Sunday, June 15, 2003

"Time Coupling" Doesn't Exist

Recently, several people in the web services circles have stated that, "synchronicity affects coupling". More specifically, the belief is that synchronous behavior creates a more tightly coupled scenario. Some refer to this concept as, "coupled in time". My belief is that, "time coupling" doesn't exist.

I believe that coupling deals with one participants desire to leverage pre-existing knowledge about another participant’s internals. For example, two services are tightly coupled if one service makes assumptions about another services data or logic that are not obtainable from the interface. Thus, service encapsulation is violated and the two services become more tightly coupled.

One of the coolest things about services is that they can be piped into an intermediary (another service) on the way to the destination. These intermediaries can do neat things like:
- switch the characters from ASCII to EBCDIC (data transformation)
- re-route the message (network transformation)
- switch from a synchronous protocol to an asynchronous protocol or vice versa (timing transformation)

Items (data, routes, timing, etc.) that may be "morphed" or "transformed" en-route to delivery are not issues related to coupling.

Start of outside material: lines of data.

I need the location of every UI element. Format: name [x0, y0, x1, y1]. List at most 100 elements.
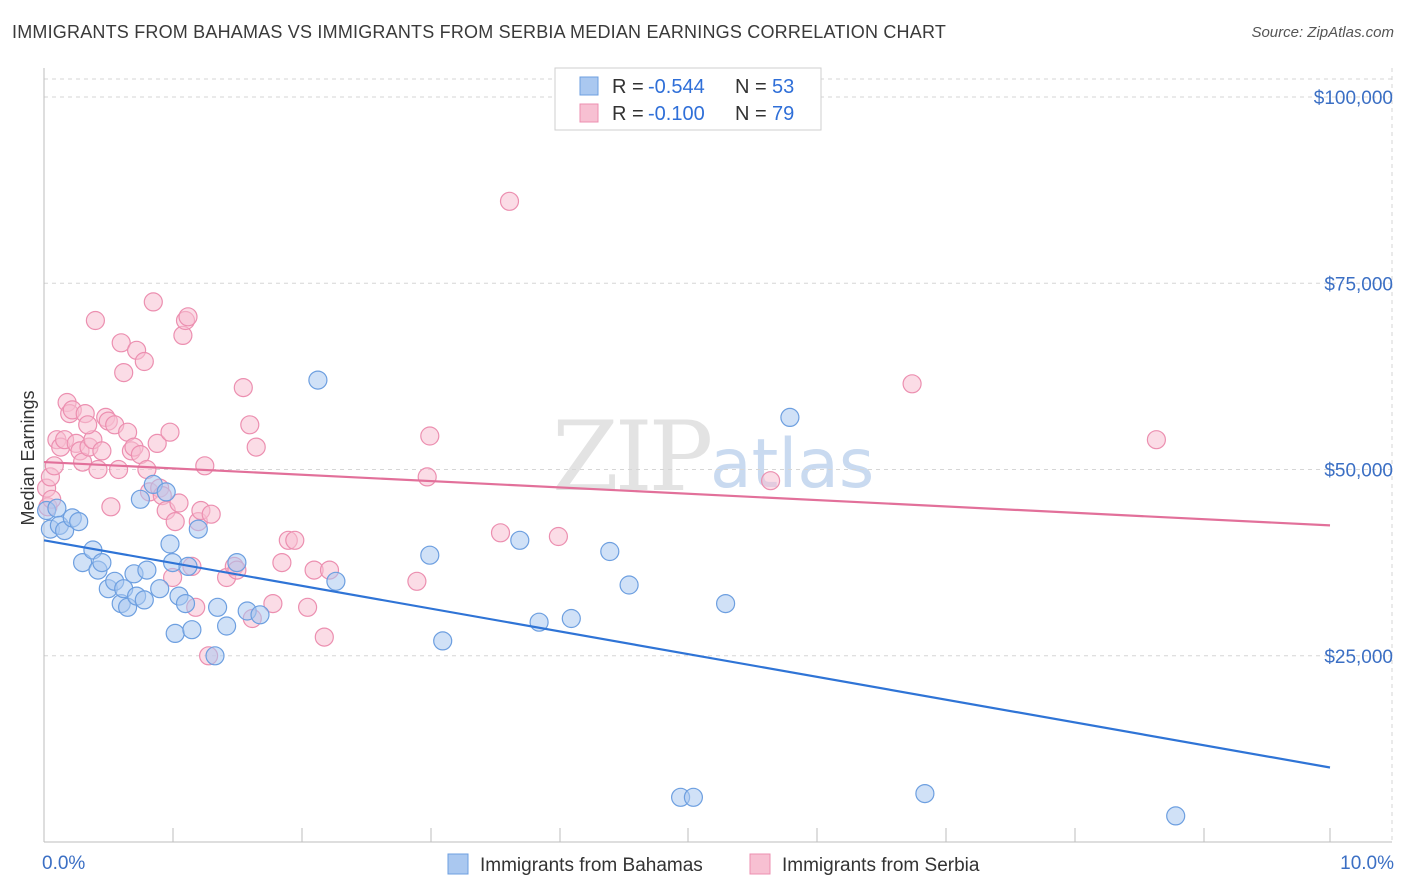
serbia-point — [490, 523, 511, 543]
serbia-point — [272, 552, 292, 573]
bahamas-point — [1166, 806, 1186, 826]
bahamas-point — [47, 498, 67, 518]
serbia-point — [548, 526, 569, 547]
bahamas-point — [250, 605, 270, 625]
bottom-legend-swatch-serbia — [749, 853, 771, 875]
serbia-point — [178, 307, 198, 327]
legend-swatch-serbia — [579, 103, 599, 123]
chart-title: IMMIGRANTS FROM BAHAMAS VS IMMIGRANTS FR… — [12, 22, 947, 42]
legend-r-label-bahamas: R = — [612, 76, 644, 98]
stats-legend: R = -0.544 N = 53 R = -0.100 N = 79 — [554, 67, 822, 131]
bahamas-point — [600, 541, 620, 562]
serbia-point — [417, 467, 437, 487]
x-tick-labels: 0.0% 10.0% — [42, 828, 1394, 874]
serbia-point — [101, 497, 121, 517]
bahamas-point — [165, 623, 185, 644]
legend-r-label-serbia: R = — [612, 103, 644, 125]
legend-n-value-serbia: 79 — [772, 103, 794, 125]
bahamas-point — [208, 597, 228, 617]
bahamas-point — [130, 489, 150, 509]
bahamas-point — [182, 620, 202, 640]
serbia-point — [760, 471, 781, 491]
serbia-point — [114, 363, 134, 383]
serbia-point — [169, 493, 189, 513]
serbia-point — [165, 511, 185, 532]
watermark-zip: ZIP — [552, 401, 711, 513]
y-tick-labels: $25,000 $50,000 $75,000 $100,000 — [1314, 88, 1393, 668]
trend-line-serbia — [43, 460, 1331, 527]
bahamas-point — [160, 534, 180, 554]
y-tick-label: $50,000 — [1324, 461, 1393, 482]
serbia-point — [147, 433, 167, 453]
legend-r-value-serbia: -0.100 — [648, 103, 705, 125]
serbia-point — [407, 571, 427, 591]
bahamas-point — [92, 552, 112, 573]
serbia-point — [285, 530, 305, 550]
legend-n-label-serbia: N = — [735, 103, 767, 125]
bottom-legend-swatch-bahamas — [447, 853, 469, 875]
bahamas-point — [205, 646, 225, 666]
serbia-point — [233, 378, 253, 398]
serbia-point — [44, 456, 64, 476]
serbia-point — [240, 415, 260, 435]
bahamas-point — [780, 407, 800, 427]
bahamas-point — [619, 575, 639, 595]
bahamas-point — [150, 579, 170, 599]
bahamas-point — [915, 783, 935, 804]
bahamas-point — [217, 616, 237, 636]
bahamas-point — [137, 560, 157, 580]
serbia-point — [263, 593, 283, 614]
serbia-point — [420, 426, 440, 446]
serbia-point — [499, 191, 520, 211]
stats-legend-box — [554, 67, 822, 131]
serbia-point — [201, 504, 221, 524]
serbia-point — [902, 374, 922, 394]
bahamas-point — [420, 545, 440, 565]
bahamas-point — [72, 552, 93, 573]
bottom-legend-label-serbia: Immigrants from Serbia — [782, 855, 980, 876]
serbia-point — [1146, 430, 1167, 450]
serbia-point — [134, 351, 154, 372]
serbia-point — [88, 459, 108, 480]
bahamas-point — [175, 593, 196, 614]
serbia-point — [78, 415, 98, 435]
legend-n-value-bahamas: 53 — [772, 76, 794, 98]
bahamas-point — [683, 787, 704, 807]
x-tick-label-max: 10.0% — [1340, 853, 1394, 874]
y-tick-label: $75,000 — [1324, 274, 1393, 295]
serbia-point — [85, 310, 106, 331]
bahamas-point — [510, 530, 530, 550]
bahamas-point — [227, 552, 247, 573]
serbia-point — [246, 437, 266, 457]
legend-r-value-bahamas: -0.544 — [648, 76, 705, 98]
bahamas-point — [326, 571, 346, 591]
bahamas-point — [134, 590, 154, 610]
y-tick-label: $100,000 — [1314, 88, 1393, 109]
axes — [43, 68, 1392, 843]
serbia-point — [143, 292, 163, 312]
series-legend: Immigrants from Bahamas Immigrants from … — [447, 853, 980, 876]
legend-swatch-bahamas — [579, 76, 599, 96]
y-axis-label: Median Earnings — [18, 390, 38, 525]
bahamas-point — [69, 511, 89, 532]
legend-n-label-bahamas: N = — [735, 76, 767, 98]
serbia-point — [92, 441, 112, 461]
serbia-point — [160, 422, 180, 442]
serbia-point — [108, 459, 129, 480]
trend-line-bahamas — [43, 539, 1331, 769]
bahamas-point — [715, 593, 736, 614]
bottom-legend-label-bahamas: Immigrants from Bahamas — [480, 855, 703, 876]
bahamas-point — [433, 631, 453, 651]
source-attribution: Source: ZipAtlas.com — [1251, 24, 1394, 41]
x-tick-label-min: 0.0% — [42, 853, 85, 874]
serbia-point — [195, 456, 215, 476]
series-bahamas-points — [36, 370, 1186, 826]
serbia-point — [298, 597, 318, 617]
bahamas-point — [156, 482, 176, 502]
watermark: ZIP atlas — [552, 401, 874, 513]
watermark-atlas: atlas — [710, 425, 874, 504]
bahamas-point — [188, 519, 208, 539]
serbia-point — [111, 333, 131, 353]
bahamas-point — [561, 608, 581, 629]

They exist between interfaces and do not violate encapsulation. In dealing with synchronicity one must be careful; it means different things to different people. For instance:

1. I made the call using an asynchronous protocol, but blocked for the result.
2. I made the call using a synchronous protocol; an intermediary picked it up (synchronicity facade), and re-sent it as an asynchronous message, then correlated it back to me.
3. I made the call using a synchronous protocol, but spun the call off in a new thread (client side handler), thus it didn't block.

So, a service may have stated that, "I use a synchronous HTTP only"... but the fact is the client (consumer) just plain didn't care. Synchronicity can be morphed because it lies outside of the encapsulation boundary. Synchronicity can be decoupled as a concern. In no way does synchronous behavior adversely affects the loose coupling of services. "Time Coupling" doesn't exist.